2. Le deuxième regroupe les paramètres en lien à la question des savoirs. Ce deuxième ensemble de paramètres s’avère imparfait et problématique, étant donné qu’il arrive que des savoirs nécessitent l’apport du milieu de la pratique pour trouver tout leur sens.

Or les travaux qui analysent ces ensembles de paramètres et leurs interactions partent de postulats théorico-méthodologiques divers, ce qui rend ardue la délimitation de regroupements homogènes des recherches sur la formation enseignante. Pour ne donner qu’un exemple, voici ce que disent Vanhulle, Merhan et Ronveaux (2007) à propos des présupposés épistémologiques et théoriques des travaux sur le thème de l’alternance formation/pratique :

Ainsi l’on navigue entre, d’une part, des références au learning by doing de Dewey, au praticien réflexif d’Argyris et Schön, ou à l’apprentissage expérientiel de Kolb et, d’autre part, l’épistémologie de la connaissance de Piaget *que l’on oppose à+ la dialectique du rapport entre pensée et action de Vygotski.
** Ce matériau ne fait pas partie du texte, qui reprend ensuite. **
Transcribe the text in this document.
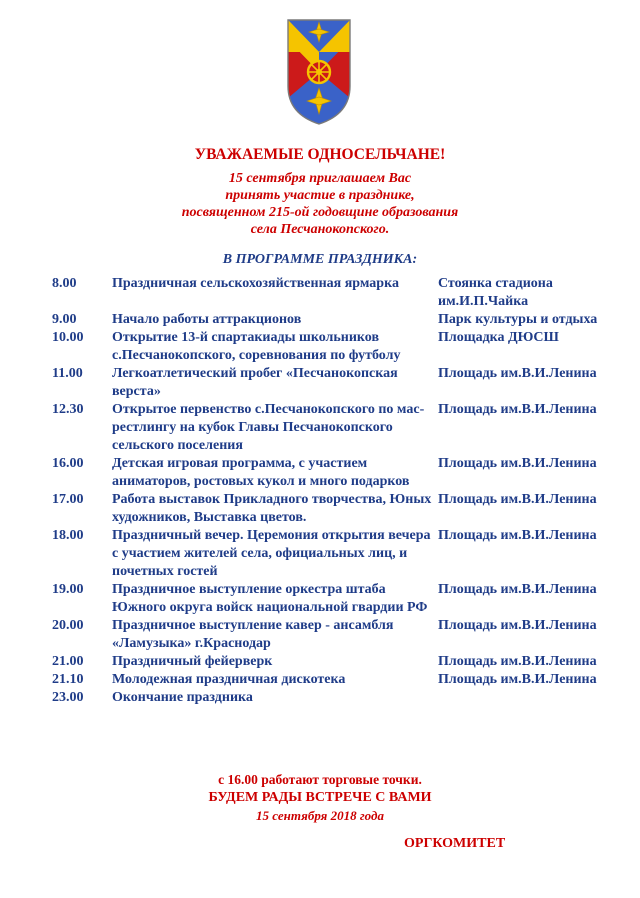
УВАЖАЕМЫЕ ОДНОСЕЛЬЧАНЕ!
15 сентября приглашаем Вас
принять участие в празднике,
посвященном 215-ой годовщине образования
села Песчанокопского.
В ПРОГРАММЕ ПРАЗДНИКА:
8.00	Праздничная сельскохозяйственная ярмарка	Стоянка стадиона им.И.П.Чайка
9.00	Начало работы аттракционов	Парк культуры и отдыха
10.00	Открытие 13-й спартакиады школьников с.Песчанокопского, соревнования по футболу	Площадка ДЮСШ
11.00	Легкоатлетический пробег «Песчанокопская верста»	Площадь им.В.И.Ленина
12.30	Открытое первенство с.Песчанокопского по мас-рестлингу на кубок Главы Песчанокопского сельского поселения	Площадь им.В.И.Ленина
16.00	Детская игровая программа, с участием аниматоров, ростовых кукол и много подарков	Площадь им.В.И.Ленина
17.00	Работа выставок Прикладного творчества, Юных художников, Выставка цветов.	Площадь им.В.И.Ленина
18.00	Праздничный вечер. Церемония открытия вечера с участием жителей села, официальных лиц, и почетных гостей	Площадь им.В.И.Ленина
19.00	Праздничное выступление оркестра штаба Южного округа войск национальной гвардии РФ	Площадь им.В.И.Ленина
20.00	Праздничное выступление кавер - ансамбля «Ламузыка» г.Краснодар	Площадь им.В.И.Ленина
21.00	Праздничный фейерверк	Площадь им.В.И.Ленина
21.10	Молодежная праздничная дискотека	Площадь им.В.И.Ленина
23.00	Окончание праздника	
с 16.00 работают торговые точки.
БУДЕМ РАДЫ ВСТРЕЧЕ С ВАМИ
15 сентября 2018 года
ОРГКОМИТЕТ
Les courants de l’Éducation nouvelle (Claparède, Dewey, Freinet, Wallon, Chateau) sont volontiers convoqués. Il en va de même pour le paradigme de la complexité (Morin) et les sciences des systèmes et de la cognition (les modèles de l’autoformation selon Le Moigne, l’autopoïèse de l’autonomie5 se développant dans l’action selon Varela) (p.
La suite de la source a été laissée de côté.